I did know that at that time the most joy I was getting out of school was in choir and percussion ensemble. Music seemed to come easily enough for me, so I embraced it as much as I could. I'm starting to think I gave it the death squeeze by mistake. :/ Even at Shasta, I didn't know for at least the first semester what was expected of me as a music major, and I didn't have any of the classes I was supposed to have. I remember enjoying the hell out of my chem lab at Shasta, but I didn't realize at the time what was meant by "for the liberal arts" as a course descriptor, and was pretty discouraged by the fact that that class and chem2a were not really equivalent. The longer I spent without being enrolled in a lab or something, the more terrifying the prospect became of trying to do it over. Did I give up on what could have been something great? No use wondering about it right now. And even though I'm using my past to rationalize future decisions, I'm not going to drag up every little polished rock. It's about using the past to help identify what I'm still interested in now, not just what I used to be interested in. I remember when I wanted to be a veterinarian. Today that would be a hell no.

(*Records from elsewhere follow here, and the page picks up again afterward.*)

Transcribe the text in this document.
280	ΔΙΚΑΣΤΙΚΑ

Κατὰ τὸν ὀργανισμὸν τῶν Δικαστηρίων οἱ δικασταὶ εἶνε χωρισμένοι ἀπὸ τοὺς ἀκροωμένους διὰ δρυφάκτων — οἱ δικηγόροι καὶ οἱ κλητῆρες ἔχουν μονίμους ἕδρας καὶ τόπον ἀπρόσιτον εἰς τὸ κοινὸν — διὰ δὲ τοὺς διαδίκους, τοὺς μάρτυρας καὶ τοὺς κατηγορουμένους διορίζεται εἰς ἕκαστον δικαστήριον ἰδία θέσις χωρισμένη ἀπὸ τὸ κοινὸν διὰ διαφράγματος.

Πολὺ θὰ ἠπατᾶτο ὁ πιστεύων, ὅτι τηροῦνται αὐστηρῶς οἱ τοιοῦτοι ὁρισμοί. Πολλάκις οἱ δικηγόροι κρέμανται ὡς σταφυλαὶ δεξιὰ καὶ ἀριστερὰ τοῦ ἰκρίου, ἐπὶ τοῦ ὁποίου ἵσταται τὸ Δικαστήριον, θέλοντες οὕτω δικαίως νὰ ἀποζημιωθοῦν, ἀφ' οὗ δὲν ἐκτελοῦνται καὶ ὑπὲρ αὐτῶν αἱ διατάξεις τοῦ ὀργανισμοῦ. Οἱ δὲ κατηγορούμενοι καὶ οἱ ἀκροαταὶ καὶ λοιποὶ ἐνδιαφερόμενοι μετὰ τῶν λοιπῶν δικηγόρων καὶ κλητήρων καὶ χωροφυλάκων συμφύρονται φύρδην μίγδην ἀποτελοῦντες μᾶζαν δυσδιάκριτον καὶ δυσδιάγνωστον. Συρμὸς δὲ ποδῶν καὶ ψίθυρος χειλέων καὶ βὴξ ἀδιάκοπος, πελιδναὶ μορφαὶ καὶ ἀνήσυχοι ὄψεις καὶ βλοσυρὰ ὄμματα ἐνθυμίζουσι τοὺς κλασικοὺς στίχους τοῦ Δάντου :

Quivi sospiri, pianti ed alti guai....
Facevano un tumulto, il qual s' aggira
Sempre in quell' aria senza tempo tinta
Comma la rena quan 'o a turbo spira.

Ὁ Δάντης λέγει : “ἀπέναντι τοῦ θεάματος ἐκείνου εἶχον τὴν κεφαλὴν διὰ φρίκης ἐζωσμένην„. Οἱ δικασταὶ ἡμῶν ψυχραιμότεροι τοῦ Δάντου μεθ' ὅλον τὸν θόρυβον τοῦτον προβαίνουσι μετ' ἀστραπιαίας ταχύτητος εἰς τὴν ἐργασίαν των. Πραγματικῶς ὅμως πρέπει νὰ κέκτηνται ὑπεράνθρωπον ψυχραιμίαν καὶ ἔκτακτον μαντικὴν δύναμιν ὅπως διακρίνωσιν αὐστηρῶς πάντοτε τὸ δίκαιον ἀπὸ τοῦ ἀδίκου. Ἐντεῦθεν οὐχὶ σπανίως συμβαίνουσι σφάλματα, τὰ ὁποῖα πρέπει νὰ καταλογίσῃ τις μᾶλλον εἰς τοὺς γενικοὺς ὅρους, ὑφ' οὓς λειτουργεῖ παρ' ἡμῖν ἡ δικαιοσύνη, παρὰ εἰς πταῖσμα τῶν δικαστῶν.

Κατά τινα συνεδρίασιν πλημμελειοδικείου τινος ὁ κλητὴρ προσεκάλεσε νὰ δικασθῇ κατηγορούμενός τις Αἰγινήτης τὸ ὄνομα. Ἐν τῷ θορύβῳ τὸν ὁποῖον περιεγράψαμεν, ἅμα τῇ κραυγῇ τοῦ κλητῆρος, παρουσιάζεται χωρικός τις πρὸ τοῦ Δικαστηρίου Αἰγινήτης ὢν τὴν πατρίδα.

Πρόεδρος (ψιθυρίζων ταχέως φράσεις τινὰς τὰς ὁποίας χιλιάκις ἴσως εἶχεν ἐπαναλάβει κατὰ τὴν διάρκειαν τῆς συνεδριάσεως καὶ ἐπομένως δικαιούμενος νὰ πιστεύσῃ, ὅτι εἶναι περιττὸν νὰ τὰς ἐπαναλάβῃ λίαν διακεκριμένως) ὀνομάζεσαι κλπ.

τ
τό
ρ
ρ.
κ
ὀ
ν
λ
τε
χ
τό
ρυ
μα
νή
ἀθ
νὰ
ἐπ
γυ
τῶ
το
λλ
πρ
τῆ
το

Perhaps it is a little early to stop the spinning wheel and declare a new major. But I'm trying to find something that both stimulates and challenges me. I may think of something similar, or a specialization within the field. Or it could be entirely different. I'm past that freshman fear, I suppose. Knowing that I'll already be done with a degree, that terror of not knowing whether I'll be good enough to understand something or pass a class doesn't even apply. I DO have a life-long fear of finding out I've been utterly unintelligent my entire life. But that's different. Even then, all humans have their idiotic moment in the sun. Perhaps I should be giving a little more credit to stupidity. Anyway, I just don't feel like I have anything to lose at this point. I may as well see what sort of tough stuff I'm made of, quite literally.